Idéaliste et excessive, Éloïse promène son désir dans les rues de Montréal. Abreuvée de mythes antiques, elle raconte une histoire d’amours multiples et de passion aveuglante. Ça parle de job qu’on déteste, de peintres oubliés et de valse enivrante. On y croise le Lac des cygnes dans un bar, Cendrillon dans un trois et demie et la plus belle tache rouge dans un musée de Philadelphie. Quand la rivière des Prairies devient le Styx, ça donne des baises poches sous les saules pleureurs et le Songe d’une nuit d’été dans une piscine. Ils s’appellent Éloïse, Vali, Cassandre, Marika et Gabriel. Ils sont imparfaits, affamés et splendides.
Extrait
Vali, sans bien connaître ton âme, je sais ma propension à lire tes silences à l’aune de mes désirs. De nos corps vient mon unique certitude : si mes doigts avancent sur tes avant-bras, nous finirons éreintés sur le sol.
- C’est bon de te voir.
- Toi aussi.
- …
- …
Son visage est plat et ses contours angulaires.
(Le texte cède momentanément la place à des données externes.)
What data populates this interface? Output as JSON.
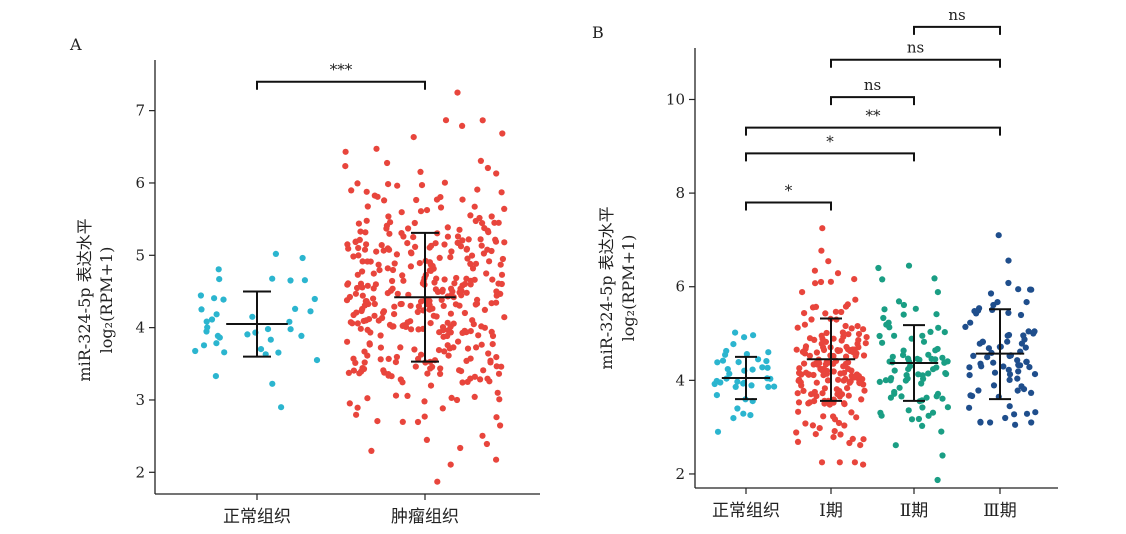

Pour la première fois, je remarque la peau fragile autour de ses yeux. Il a des cils foncés et drus, des cils de tyran qui rendent déconcertante la douceur de ses iris noirs.
- Je vais devoir l’appeler, je lui ai promis de le faire si jamais…
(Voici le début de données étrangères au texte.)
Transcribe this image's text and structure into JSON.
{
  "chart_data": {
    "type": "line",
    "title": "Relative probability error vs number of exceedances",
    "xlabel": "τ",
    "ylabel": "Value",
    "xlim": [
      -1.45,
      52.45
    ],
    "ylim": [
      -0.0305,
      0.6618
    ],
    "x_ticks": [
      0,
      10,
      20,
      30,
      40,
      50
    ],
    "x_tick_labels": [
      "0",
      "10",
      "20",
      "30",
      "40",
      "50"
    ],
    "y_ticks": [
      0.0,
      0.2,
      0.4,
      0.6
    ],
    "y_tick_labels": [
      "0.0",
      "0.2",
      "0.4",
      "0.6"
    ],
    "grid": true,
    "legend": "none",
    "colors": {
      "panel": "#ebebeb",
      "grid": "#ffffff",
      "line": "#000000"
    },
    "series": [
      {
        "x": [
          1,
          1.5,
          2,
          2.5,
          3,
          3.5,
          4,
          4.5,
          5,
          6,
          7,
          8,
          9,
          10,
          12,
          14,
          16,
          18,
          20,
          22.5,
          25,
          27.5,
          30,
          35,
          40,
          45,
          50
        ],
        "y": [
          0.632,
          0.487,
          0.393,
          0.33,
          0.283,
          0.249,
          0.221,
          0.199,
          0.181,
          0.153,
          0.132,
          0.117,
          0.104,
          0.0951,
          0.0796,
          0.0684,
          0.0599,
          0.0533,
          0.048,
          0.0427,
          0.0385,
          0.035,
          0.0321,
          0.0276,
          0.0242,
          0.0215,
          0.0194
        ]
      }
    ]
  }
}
J’arrête encore de respirer. Il m’observe attentivement.
- T’as changé.
- Oui?
- Oui, tu sembles plus calme, moins dans l’urgence.
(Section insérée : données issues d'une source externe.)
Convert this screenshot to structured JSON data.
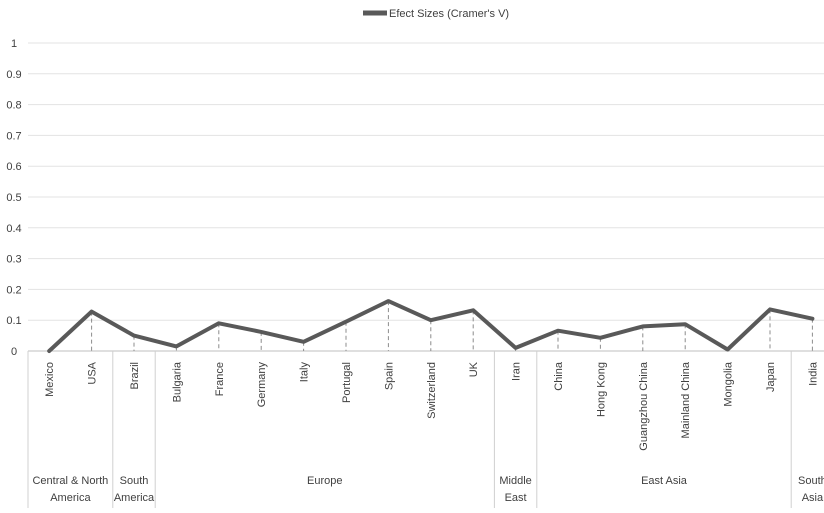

J’expire un peu trop fort. Pour les séduire, il faudrait toujours paraître calme, décontractée, souriante. À l’intérieur, ça bout et ça crie : « JE VEUX LES EMBRASSER TOUS! » Mais surtout lui, surtout lui. Que cessent ces palabres et ce dialogue d’apparence! Qu’il se taise et que sa main touche la mienne! Qu’il effleure mes cheveux, embrasse ma nuque, m’étende sur le sol, me prenne. Et me murmure encore cette unique litanie, interdite.
J’en ferme les yeux.
Tant d’années. D’attente et d’errance.
Pour toujours
En revenir
Au même
Crisse
De fantasme
Usé.
Combien de ces années fastes, mais si pauvres? Des années d’études prolongées. De voyages sur les prêts étudiants. De loyers en retard. Années où le quotidien est de manquer : manquer mourir d’ennui et d’extase dans la même soirée, manquer de temps pour tout ressentir. Tout goûter. Tenter de vivre en double et en triple pour ne rien rater.
Vali regarde son téléphone, il va composer. Mon estomac se serre. L’alarme se déclenche. Je ramasse mon sac et mon foulard.
- Éloïse…
- …
- Reste. Je suis désolé.
- De quoi?
- De tout ça.
Avaler beaucoup d’air et m’enfuir plus vite que mes jambes.